Nicolaas Beets (1814-1903) woonde hier van 1854 tot 1903. Hij was predikant, schrijver en hoogleraar kerkgeschiedenis aan de Universiteit Utrecht. Hij was ook een abolitionist en lid van de Nederlandse Maatschappij ter Bevordering van de Afschaffing der Slavernij (NMBAS). De NMBAS zag slavernij als fundamenteel in strijd met het woord van God en gebruikte christelijke principes om te pleiten voor de afschaffing van slavernij. Ze publiceerden een tijdschrift genaamd Bijdragen tot de Kennis der Nederlandsche en Vreemde Koloniën, Bijzonder Betrekkelijk de Vrijlating der Slaven. In dit tijdschrift werden de wreedheden van de slavernij en de Britse emancipatie van de vroege 19e eeuw belicht. 

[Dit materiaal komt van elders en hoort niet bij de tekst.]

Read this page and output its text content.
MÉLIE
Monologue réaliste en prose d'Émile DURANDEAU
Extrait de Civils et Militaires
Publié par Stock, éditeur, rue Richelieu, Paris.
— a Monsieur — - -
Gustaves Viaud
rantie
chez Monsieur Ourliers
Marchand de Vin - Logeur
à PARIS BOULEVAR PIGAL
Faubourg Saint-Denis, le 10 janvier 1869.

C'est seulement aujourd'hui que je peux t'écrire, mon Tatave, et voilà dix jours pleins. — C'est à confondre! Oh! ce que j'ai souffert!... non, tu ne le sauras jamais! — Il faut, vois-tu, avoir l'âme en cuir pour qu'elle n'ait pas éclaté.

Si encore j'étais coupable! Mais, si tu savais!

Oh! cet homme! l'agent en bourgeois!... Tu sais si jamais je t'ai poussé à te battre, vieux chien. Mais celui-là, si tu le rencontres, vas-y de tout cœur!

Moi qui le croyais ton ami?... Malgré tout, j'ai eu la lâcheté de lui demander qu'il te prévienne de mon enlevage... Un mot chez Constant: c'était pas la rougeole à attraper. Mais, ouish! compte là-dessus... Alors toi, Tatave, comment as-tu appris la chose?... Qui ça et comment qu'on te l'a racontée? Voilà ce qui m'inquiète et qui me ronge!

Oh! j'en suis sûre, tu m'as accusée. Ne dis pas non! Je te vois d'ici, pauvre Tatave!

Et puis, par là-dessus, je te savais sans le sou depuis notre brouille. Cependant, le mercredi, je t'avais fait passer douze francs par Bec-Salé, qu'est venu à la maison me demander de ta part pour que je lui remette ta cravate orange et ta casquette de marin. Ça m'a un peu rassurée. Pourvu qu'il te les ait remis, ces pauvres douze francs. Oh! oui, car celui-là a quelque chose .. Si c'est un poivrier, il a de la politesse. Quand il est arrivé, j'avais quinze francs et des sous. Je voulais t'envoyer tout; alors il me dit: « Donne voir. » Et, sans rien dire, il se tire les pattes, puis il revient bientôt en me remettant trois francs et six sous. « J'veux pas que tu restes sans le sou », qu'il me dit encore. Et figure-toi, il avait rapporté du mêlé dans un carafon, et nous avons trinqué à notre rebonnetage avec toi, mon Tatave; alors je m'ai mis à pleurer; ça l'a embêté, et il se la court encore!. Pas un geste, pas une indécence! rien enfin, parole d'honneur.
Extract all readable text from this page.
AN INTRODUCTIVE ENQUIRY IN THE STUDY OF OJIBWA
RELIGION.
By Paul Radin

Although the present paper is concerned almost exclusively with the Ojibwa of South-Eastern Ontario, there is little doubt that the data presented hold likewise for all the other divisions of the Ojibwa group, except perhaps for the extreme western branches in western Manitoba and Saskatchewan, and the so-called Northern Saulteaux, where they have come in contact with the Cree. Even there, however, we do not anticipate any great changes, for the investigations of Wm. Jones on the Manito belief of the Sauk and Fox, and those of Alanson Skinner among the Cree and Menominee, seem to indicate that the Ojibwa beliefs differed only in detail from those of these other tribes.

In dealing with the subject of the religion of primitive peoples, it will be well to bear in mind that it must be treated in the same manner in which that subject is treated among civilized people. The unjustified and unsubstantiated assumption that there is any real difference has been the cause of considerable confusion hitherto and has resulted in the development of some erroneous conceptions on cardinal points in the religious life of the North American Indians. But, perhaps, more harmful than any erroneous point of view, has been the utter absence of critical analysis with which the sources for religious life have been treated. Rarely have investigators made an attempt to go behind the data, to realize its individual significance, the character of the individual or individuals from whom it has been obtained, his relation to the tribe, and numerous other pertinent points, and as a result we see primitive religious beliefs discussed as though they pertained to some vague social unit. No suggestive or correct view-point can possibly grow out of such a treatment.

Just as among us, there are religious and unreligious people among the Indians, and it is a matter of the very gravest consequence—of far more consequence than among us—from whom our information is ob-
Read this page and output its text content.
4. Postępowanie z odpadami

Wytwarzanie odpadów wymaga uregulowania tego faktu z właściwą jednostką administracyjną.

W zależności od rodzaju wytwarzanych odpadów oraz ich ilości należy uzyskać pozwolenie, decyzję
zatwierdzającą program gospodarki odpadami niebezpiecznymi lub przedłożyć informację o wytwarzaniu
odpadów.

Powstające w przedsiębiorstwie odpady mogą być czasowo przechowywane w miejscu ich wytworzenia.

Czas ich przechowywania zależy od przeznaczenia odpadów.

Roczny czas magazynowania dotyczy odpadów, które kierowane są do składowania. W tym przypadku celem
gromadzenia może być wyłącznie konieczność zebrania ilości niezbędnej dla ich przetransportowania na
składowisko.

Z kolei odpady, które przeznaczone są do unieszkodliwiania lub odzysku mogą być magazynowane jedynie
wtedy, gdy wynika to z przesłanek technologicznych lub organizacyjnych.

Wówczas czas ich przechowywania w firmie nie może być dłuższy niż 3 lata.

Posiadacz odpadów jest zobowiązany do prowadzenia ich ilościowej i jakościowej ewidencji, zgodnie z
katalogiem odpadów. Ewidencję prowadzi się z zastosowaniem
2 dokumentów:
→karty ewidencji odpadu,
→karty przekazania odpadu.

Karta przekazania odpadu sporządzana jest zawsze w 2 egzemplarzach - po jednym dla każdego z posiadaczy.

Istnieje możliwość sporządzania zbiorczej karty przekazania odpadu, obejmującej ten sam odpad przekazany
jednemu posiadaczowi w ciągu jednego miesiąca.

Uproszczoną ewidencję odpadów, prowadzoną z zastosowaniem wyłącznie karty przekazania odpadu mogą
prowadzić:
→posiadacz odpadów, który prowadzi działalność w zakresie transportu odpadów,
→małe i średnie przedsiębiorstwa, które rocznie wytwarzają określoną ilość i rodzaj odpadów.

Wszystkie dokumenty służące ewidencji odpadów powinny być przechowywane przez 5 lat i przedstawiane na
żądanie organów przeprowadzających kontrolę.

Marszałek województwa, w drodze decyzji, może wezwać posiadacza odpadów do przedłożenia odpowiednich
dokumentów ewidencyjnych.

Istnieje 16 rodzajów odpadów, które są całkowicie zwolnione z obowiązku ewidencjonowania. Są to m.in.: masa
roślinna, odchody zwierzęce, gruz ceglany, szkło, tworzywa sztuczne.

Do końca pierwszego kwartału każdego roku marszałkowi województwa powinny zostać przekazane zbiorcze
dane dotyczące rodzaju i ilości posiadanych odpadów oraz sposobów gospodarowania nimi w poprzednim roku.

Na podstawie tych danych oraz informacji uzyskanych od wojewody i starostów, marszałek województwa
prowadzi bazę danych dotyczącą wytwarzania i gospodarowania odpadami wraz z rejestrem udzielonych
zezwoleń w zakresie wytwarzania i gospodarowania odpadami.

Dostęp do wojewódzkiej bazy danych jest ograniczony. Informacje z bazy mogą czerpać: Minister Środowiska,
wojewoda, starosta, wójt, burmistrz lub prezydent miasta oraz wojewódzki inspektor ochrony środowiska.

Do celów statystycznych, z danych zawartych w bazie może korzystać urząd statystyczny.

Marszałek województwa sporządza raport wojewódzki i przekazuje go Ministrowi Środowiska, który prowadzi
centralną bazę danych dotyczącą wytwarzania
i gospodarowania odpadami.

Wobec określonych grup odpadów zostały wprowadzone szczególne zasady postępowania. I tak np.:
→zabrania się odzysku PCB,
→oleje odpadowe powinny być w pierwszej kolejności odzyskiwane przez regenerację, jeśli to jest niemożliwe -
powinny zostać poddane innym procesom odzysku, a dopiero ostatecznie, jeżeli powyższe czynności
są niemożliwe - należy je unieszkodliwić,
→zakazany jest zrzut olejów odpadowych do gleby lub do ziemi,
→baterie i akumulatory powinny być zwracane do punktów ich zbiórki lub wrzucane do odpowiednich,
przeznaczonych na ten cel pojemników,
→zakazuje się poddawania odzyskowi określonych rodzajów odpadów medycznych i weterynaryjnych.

De waarden van de NMBAS opereerden binnen de politieke standpunten van hun tijd. Zo zamelde de maatschappij bijvoorbeeld geld in op tot slaaf gemaakte mensen vrij te kopen, maar verspreidde ze het idee dat de ‘productiviteit’ van vrijgekochte mensen niet verminderde ondanks dat ze niet langer gedwongen werden om te werken. Met dit argument ging de NMBAS tegen het idee in dat productiviteit van tot slaaf gemaakte mensen verminderde nadat ze waren bevrijd, wat een standpunt in de koloniale samenleving aanwezig was tegen het afschaffen van slavernij. Hoewel mensen zoals Beets afstand namen van het idee dat zwarte mensen van nature inferieur waren, stelden ze nog steeds dat het christendom moreel superieur was en dat mensen van kleur christelijk onderwijs nodig hadden om beschaafd te worden.